At what was billed as a press conference following a nearly three-hour meeting between the two leaders and their top aides Friday, Putin attempted to set the terms when he spoke first after both emerged on the stage at Joint Base Elmendorf-Richardson outside Anchorage.
Putin appeared optimistic about the talks as he said he and Trump had come to ‘agreements’ and described Ukraine — the sovereign nation he invaded and has been pillaging since March 2022 — as Russia’s “brotherly nation” and claimed Russia wants to end the conflict.
By contrast, Trump followed in brief comments and said firmly: “There’s no deal until there’s a deal.”
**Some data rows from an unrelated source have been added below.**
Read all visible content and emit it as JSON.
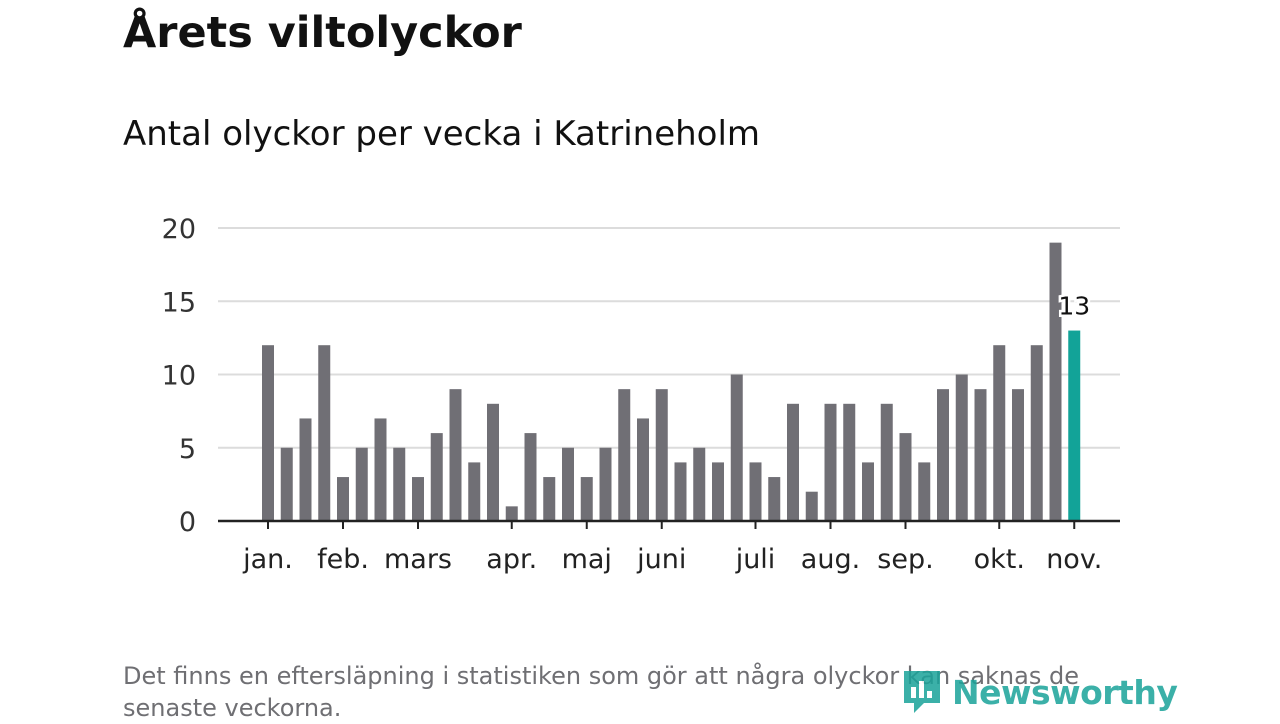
{
  "header": {
    "title": "Årets viltolyckor",
    "subtitle": "Antal olyckor per vecka i Katrineholm"
  },
  "footer": {
    "note": "Det finns en eftersläpning i statistiken som gör att några olyckor kan saknas de senaste veckorna.",
    "brand": "Newsworthy"
  },
  "colors": {
    "bar": "#706f75",
    "highlight": "#12a398",
    "grid": "#dcdcdc",
    "axis": "#222222",
    "brand": "#1aa39a"
  },
  "chart_data": {
    "type": "bar",
    "title": "Antal olyckor per vecka i Katrineholm",
    "xlabel": "",
    "ylabel": "",
    "ylim": [
      0,
      20
    ],
    "yticks": [
      0,
      5,
      10,
      15,
      20
    ],
    "grid": true,
    "values": [
      12,
      5,
      7,
      12,
      3,
      5,
      7,
      5,
      3,
      6,
      9,
      4,
      8,
      1,
      6,
      3,
      5,
      3,
      5,
      9,
      7,
      9,
      4,
      5,
      4,
      10,
      4,
      3,
      8,
      2,
      8,
      8,
      4,
      8,
      6,
      4,
      9,
      10,
      9,
      12,
      9,
      12,
      19,
      13
    ],
    "highlight_index": 43,
    "highlight_label": "13",
    "month_labels": [
      {
        "label": "jan.",
        "week": 1
      },
      {
        "label": "feb.",
        "week": 5
      },
      {
        "label": "mars",
        "week": 9
      },
      {
        "label": "apr.",
        "week": 14
      },
      {
        "label": "maj",
        "week": 18
      },
      {
        "label": "juni",
        "week": 22
      },
      {
        "label": "juli",
        "week": 27
      },
      {
        "label": "aug.",
        "week": 31
      },
      {
        "label": "sep.",
        "week": 35
      },
      {
        "label": "okt.",
        "week": 40
      },
      {
        "label": "nov.",
        "week": 44
      }
    ]
  }
}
“I agree with President Trump, as he has said today, that naturally, the security of Ukraine should be ensured as well,” said Putin, via a translator. “Naturally we are prepared to work on that, I would like to hope that the agreement that we’ve reached together will help us bring closer that goal and will pave the path towards peace in Ukraine.
“We expect that Kyiv and European capitals will perceive that constructively and that they won’t throw a wrench in the works,” Putin cautioned, before warning Europe against “backroom dealings to conduct provocations to torpedo the nascent progress.”
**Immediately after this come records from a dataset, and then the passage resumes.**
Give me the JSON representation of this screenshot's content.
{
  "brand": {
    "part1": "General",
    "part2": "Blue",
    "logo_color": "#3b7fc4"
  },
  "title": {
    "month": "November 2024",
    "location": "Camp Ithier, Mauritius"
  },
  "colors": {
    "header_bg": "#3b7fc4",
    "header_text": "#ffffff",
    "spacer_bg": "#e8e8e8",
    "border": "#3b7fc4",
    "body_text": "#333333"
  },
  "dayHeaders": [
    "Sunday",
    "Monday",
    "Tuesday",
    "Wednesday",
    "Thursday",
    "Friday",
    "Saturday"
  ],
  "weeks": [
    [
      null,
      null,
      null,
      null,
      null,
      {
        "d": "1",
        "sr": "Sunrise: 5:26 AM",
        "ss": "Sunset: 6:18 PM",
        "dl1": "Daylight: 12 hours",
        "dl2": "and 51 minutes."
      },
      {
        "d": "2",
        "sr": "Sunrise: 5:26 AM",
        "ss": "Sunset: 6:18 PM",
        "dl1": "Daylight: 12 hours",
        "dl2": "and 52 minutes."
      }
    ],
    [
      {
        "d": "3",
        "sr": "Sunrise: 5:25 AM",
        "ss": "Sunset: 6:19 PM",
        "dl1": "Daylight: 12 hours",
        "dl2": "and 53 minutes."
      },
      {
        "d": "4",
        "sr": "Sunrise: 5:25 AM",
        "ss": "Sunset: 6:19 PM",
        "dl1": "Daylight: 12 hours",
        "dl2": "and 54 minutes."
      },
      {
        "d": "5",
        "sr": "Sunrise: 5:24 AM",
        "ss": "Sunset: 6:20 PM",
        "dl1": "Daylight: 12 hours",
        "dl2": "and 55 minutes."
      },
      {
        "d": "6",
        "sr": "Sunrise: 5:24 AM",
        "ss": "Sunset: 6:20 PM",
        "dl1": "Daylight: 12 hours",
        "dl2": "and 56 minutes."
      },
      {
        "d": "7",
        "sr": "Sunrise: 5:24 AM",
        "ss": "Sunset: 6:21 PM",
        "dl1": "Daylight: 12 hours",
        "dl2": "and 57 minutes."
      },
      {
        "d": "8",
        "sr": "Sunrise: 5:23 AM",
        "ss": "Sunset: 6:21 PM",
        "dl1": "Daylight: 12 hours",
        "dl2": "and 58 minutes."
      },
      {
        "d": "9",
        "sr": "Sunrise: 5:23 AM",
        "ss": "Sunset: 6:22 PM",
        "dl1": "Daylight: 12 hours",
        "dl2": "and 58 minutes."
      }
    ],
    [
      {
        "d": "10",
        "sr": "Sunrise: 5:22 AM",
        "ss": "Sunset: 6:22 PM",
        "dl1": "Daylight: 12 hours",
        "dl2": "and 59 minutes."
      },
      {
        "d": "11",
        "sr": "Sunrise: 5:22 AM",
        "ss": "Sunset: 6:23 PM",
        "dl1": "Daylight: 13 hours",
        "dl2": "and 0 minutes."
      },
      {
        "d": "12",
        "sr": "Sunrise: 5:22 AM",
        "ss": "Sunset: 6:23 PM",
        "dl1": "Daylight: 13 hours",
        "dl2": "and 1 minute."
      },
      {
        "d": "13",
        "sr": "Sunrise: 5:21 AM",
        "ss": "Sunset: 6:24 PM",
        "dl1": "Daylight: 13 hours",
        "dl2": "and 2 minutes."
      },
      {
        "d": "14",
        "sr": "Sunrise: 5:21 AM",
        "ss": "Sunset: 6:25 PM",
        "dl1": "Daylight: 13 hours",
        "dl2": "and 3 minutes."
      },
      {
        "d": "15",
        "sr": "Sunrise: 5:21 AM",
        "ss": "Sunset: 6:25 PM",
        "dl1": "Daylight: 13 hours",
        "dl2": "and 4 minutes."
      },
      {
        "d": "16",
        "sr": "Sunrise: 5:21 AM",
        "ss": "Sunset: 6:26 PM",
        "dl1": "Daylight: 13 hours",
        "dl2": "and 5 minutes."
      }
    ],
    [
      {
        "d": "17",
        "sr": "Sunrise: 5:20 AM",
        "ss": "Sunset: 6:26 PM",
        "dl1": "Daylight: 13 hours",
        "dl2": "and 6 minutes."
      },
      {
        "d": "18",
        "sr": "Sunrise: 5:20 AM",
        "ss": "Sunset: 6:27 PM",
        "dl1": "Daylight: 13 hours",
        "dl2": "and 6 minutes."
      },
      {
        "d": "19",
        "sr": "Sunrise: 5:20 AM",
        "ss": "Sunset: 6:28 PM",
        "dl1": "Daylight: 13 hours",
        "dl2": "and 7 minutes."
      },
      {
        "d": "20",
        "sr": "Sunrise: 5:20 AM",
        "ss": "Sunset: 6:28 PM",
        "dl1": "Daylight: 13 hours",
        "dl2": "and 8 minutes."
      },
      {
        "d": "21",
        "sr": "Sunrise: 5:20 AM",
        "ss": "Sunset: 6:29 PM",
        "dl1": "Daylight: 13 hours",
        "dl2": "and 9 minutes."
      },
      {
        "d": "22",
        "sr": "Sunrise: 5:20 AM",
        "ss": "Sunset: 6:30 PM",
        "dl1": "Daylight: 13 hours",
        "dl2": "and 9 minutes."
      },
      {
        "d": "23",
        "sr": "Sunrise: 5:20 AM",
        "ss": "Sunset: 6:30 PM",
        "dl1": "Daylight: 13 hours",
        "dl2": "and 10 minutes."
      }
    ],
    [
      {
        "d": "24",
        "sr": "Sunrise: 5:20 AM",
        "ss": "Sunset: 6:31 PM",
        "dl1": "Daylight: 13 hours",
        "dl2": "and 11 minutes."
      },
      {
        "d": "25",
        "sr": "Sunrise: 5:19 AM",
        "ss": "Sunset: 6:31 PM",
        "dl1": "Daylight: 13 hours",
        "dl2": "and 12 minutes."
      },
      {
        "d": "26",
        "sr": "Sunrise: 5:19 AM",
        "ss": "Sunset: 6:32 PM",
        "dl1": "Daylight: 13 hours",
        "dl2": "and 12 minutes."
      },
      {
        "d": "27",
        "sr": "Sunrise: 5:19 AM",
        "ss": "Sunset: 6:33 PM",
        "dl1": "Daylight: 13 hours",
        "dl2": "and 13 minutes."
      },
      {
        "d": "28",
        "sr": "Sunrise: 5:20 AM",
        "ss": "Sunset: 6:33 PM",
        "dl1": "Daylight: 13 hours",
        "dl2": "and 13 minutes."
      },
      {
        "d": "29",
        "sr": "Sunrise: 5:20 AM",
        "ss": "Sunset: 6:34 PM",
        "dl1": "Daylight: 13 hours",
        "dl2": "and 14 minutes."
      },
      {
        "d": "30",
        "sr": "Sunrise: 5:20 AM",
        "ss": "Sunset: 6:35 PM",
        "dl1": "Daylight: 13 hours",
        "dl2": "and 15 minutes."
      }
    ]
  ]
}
Putin repeated oft-used lines about addressing what he calls the “primary roots, the primary causes of that conflict,”meaning his desire for Ukraine to end any ambitions to integrate with the West by joining the European Union or NATO, and said any settlement in the conflict must “consider all legitimate concerns of Russia and to reinstate a just balance of security in Europe and in world on the whole.”
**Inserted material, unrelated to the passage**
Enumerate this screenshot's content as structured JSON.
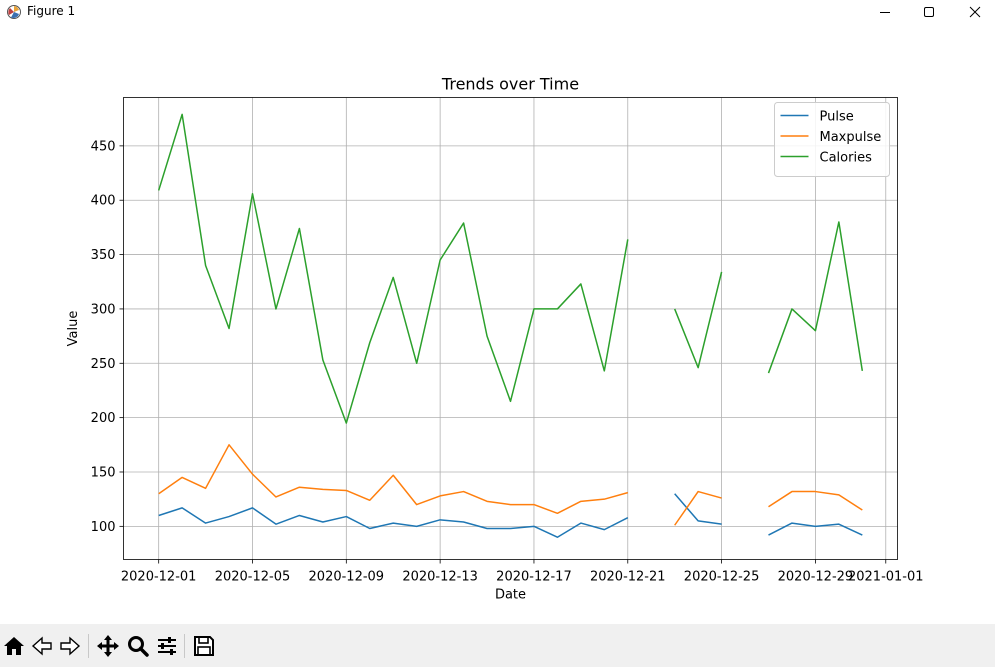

But moments later, Trump torpedoed Putin’s claim to have reached an agreement, telling reporters instead that there were “many points that we agreed on” during the talks but there were still “a couple of big ones that we haven’t quite gotten there.”
“So there’s no deal until there’s a deal,” Trump said.
The president stressed that any future deal would have to receive assent from the Ukrainian government as well as America’s NATO allies, and said he’d be “calling up … the various people that I think are appropriate,” as well as Ukrainian president Volodymyr Zelensky to read them in on what transpired behind closed doors today.
Trump added that the meeting, in his estimation, had been “very productive” and included “many points” that had been agreed to, and said there was a “good chance” of reaching some sort of accord going forward.
A second meeting has been floated in recent days by Trump but has not been confirmed.
Putin suggested to Trump in English: “Next time in Moscow,” which the president said he could “get a little heat” for but added he could see it “possibly happening.”
The leaders did not take questions from reporters and swiftly walked off the stage.
There was no mention of a possible land swap of Ukrainian territories that Trump previously suggested, which he said would be “to the betterment of both” sides.
The reality that Ukraine will lose territory in a peace agreement has been accepted by Zelensky in recent months.
The mayor of Kyiv, Vitali Klitschko, conceded Friday that Ukraine may have to “give up territory” as a temporary solution towards peace.
“One of the scenarios is… to give up territory. It’s not fair. But for the peace, temporary peace, maybe it can be a solution, temporary,” Klitschko told the BBC. But he stressed that the Ukrainian people would “never accept occupation” by Russia.
Russia occupies about a fifth of Ukraine, from the country’s northeast to the Crimean Peninsula, which was annexed illegally in 2014.
The front line is vast and cuts across six regions — the active front stretches for at least 1,000 kilometres (680 miles) — but if measured from along the border with Russia, it reaches as far as 2,300 kilometres (1,430 miles).
Russia controls almost all of the Luhansk region and almost two-thirds of Donetsk region, which together comprise the Donbas, as the strategic industrial heartland of Ukraine is called.
Russia has long coveted the area and illegally annexed it in the first year of the full-scale invasion, even though it did not control much of it at the time.